Le accuse contenute nel Libro Bianco dell’Unac presentato in occasione del 191 anniversario dalla fondazione dell’Arma dei carabinieri - numerosi i casi di tumore ascrivibili alle attività effettuate nei Balcani e in Iraq

di Vincenzo Raimondo Greco - mercoledì 8 giugno 2005 - 4208 letture

Come d’incanto scompaiono i fogli matricolari dei militari impegnati in missioni rischiose e che si ammalano di tumore. E’ l’agghiacciante denuncia che i carabinieri dell’Unac hanno raccolto in un voluminoso “Libro bianco” consegnato, nei giorni scorsi, ai rappresentanti parlamentari. Tutto ciò, suggeriscono all’Unac, per non correlare la missione con l’insorgenza della malattia, e dover così riconoscere la causa di servizio per malattia, ammettendo la pericolosità dell’uranio impoverito. Ma anche “per ritardare - secondo il deputato Mauro Bulgarelli - il sorgere di una consapevolezza collettiva sulla pericolosità dei proiettili di questo tipo, che andrebbero banditi, ma che ormai sono entrati nella dotazione ordinaria degli eserciti”.

Un j’accuse accompagnato da documentazioni inoppugnabili che “trasudano dolore” e rabbia per il “muro di gomma” che neanche il rullo compressore dell’Unac riesce a sfondare.

I casi

C’è il caso del caporal maggiore Valery Melis, morto nel 2004, all’età di 27 anni, per un linfoma di Hodgkin. Nel 1999, Melis, prestava servizio a Katlanovo, al confine tra Kosovo e Macedonia, in zona di guerra, ma dal suo foglio matricolare risulta solo la presenza in Macedonia, e inoltre "manca ogni riferimento alle esercitazioni che ha svolto, nell’anno 1998, presso il poligono di Teulada", si legge nel documento Unac.

O ancora il caso del trentottenne, Domenico Lofaro, marinaio capo, deceduto nel 2004 per un “linfoma” al midollo spinale contratto durante le missioni nella ex Jugoslavia. Nel suo foglio matricolare non c’è traccia del servizio prestato nei Balcani per il quale ha ricevuto una medaglia. E che dire di Crispino Adragna?
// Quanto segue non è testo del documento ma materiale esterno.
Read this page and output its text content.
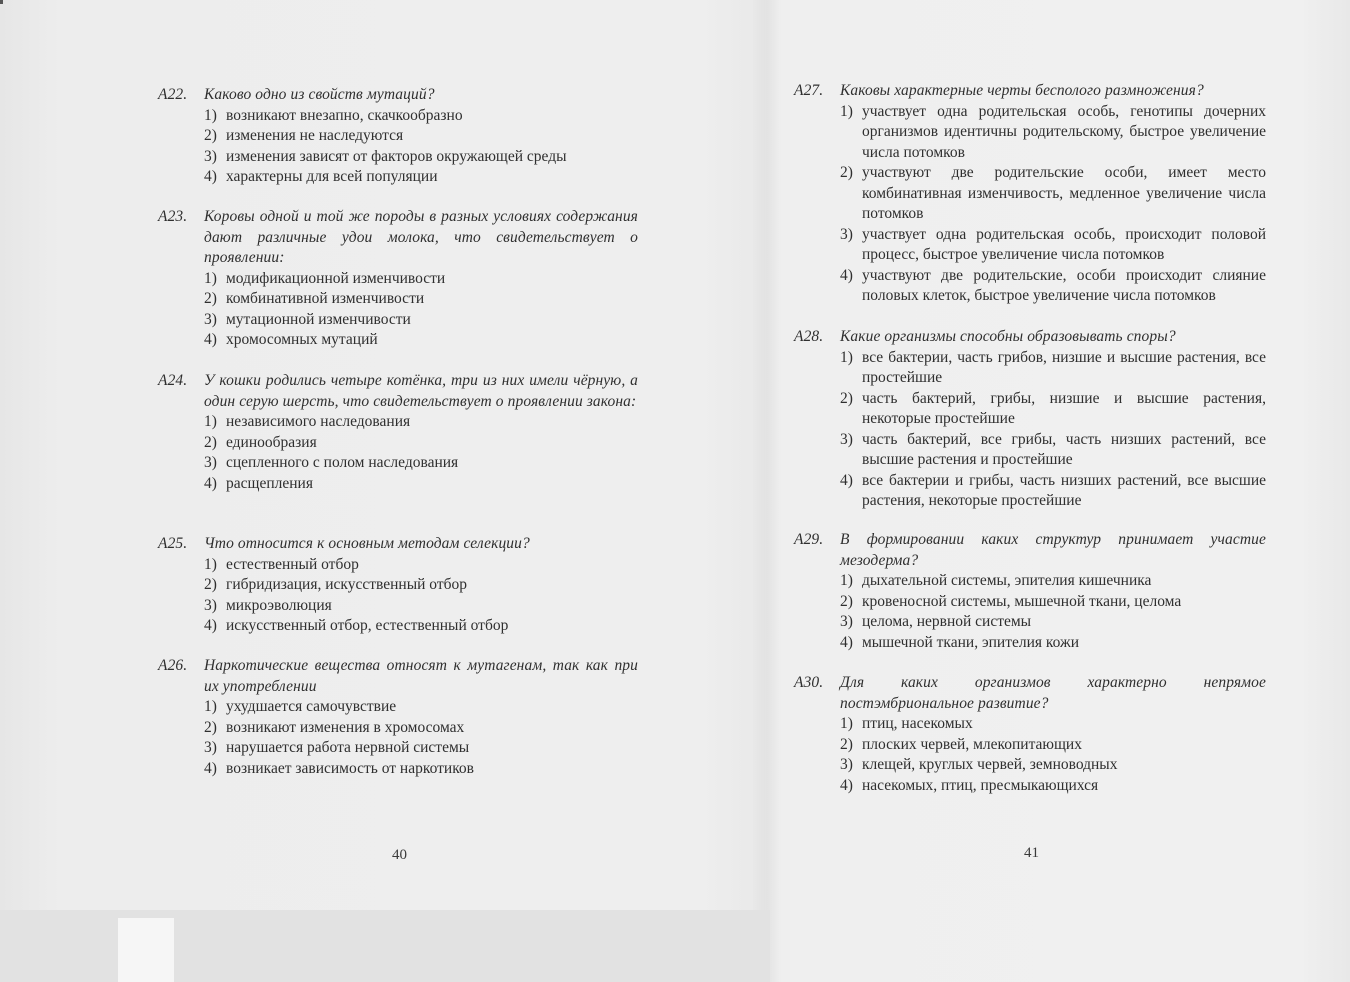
А22.	Каково одно из свойств мутаций?
1) возникают внезапно, скачкообразно
2) изменения не наследуются
3) изменения зависят от факторов окружающей среды
4) характерны для всей популяции
А23.	Коровы одной и той же породы в разных условиях содержания дают различные удои молока, что свидетельствует о проявлении:
1) модификационной изменчивости
2) комбинативной изменчивости
3) мутационной изменчивости
4) хромосомных мутаций
А24.	У кошки родились четыре котёнка, три из них имели чёрную, а один серую шерсть, что свидетельствует о проявлении закона:
1) независимого наследования
2) единообразия
3) сцепленного с полом наследования
4) расщепления
А25.	Что относится к основным методам селекции?
1) естественный отбор
2) гибридизация, искусственный отбор
3) микроэволюция
4) искусственный отбор, естественный отбор
А26.	Наркотические вещества относят к мутагенам, так как при их употреблении
1) ухудшается самочувствие
2) возникают изменения в хромосомах
3) нарушается работа нервной системы
4) возникает зависимость от наркотиков
40
А27.	Каковы характерные черты бесполого размножения?
1) участвует одна родительская особь, генотипы дочерних организмов идентичны родительскому, быстрое увеличение числа потомков
2) участвуют две родительские особи, имеет место комбинативная изменчивость, медленное увеличение числа потомков
3) участвует одна родительская особь, происходит половой процесс, быстрое увеличение числа потомков
4) участвуют две родительские, особи происходит слияние половых клеток, быстрое увеличение числа потомков
А28.	Какие организмы способны образовывать споры?
1) все бактерии, часть грибов, низшие и высшие растения, все простейшие
2) часть бактерий, грибы, низшие и высшие растения, некоторые простейшие
3) часть бактерий, все грибы, часть низших растений, все высшие растения и простейшие
4) все бактерии и грибы, часть низших растений, все высшие растения, некоторые простейшие
А29.	В формировании каких структур принимает участие мезодерма?
1) дыхательной системы, эпителия кишечника
2) кровеносной системы, мышечной ткани, целома
3) целома, нервной системы
4) мышечной ткани, эпителия кожи
А30.	Для каких организмов характерно непрямое постэмбриональное развитие?
1) птиц, насекомых
2) плоских червей, млекопитающих
3) клещей, круглых червей, земноводных
4) насекомых, птиц, пресмыкающихся
41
Marinaio imbarcato sulla nave militare Perseo che monta “armi missilistiche”. Ma non risulta dal foglio matricolare la sua missione nella ex Jugoslavia ai tempi del conflitto.
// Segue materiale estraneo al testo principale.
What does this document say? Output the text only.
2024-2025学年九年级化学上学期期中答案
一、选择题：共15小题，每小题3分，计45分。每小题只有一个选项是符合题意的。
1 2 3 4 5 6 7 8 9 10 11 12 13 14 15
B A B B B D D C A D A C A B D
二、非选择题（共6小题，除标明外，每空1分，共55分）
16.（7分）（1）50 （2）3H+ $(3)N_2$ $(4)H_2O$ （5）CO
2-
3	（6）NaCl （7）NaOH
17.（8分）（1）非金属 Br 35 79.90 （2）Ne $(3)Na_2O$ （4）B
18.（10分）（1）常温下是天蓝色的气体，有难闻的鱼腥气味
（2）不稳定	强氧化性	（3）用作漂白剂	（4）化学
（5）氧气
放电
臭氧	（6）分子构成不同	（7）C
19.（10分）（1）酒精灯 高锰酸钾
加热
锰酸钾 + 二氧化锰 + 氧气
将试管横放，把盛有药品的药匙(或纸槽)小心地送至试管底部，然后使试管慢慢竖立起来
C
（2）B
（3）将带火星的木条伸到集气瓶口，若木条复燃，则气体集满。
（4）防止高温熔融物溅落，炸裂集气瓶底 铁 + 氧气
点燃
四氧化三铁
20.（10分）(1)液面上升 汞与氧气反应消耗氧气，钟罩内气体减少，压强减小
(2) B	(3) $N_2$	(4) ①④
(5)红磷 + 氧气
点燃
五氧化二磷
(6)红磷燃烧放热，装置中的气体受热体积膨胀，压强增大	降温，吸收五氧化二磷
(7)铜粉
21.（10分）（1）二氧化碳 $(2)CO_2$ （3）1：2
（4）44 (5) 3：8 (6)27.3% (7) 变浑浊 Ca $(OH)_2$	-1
Insomma, "disinformazione voluta per i militari inviati in missioni estere- si legge ancora- sia sul loro effettivo impiego in zona di guerra, dove pochi sanno che molti militari si danno ammalati nei periodi caldi per sottrarsi al pericolo di attentati, e disinformazione sui pericoli dalle contaminazioni da polveri pesanti" che derivano dalla combustione dei proiettili all’uranio depleto. Sono inoltre "tanti i casi tenuti nascosti dagli ospedali militari che spesso liquidano gli ammalati di cancro adducendo diverse patologie- continua l’Unac- in un caso si parlava di problemi gastroenterologi e si trattava invece di Linfoma di Hoddgkin".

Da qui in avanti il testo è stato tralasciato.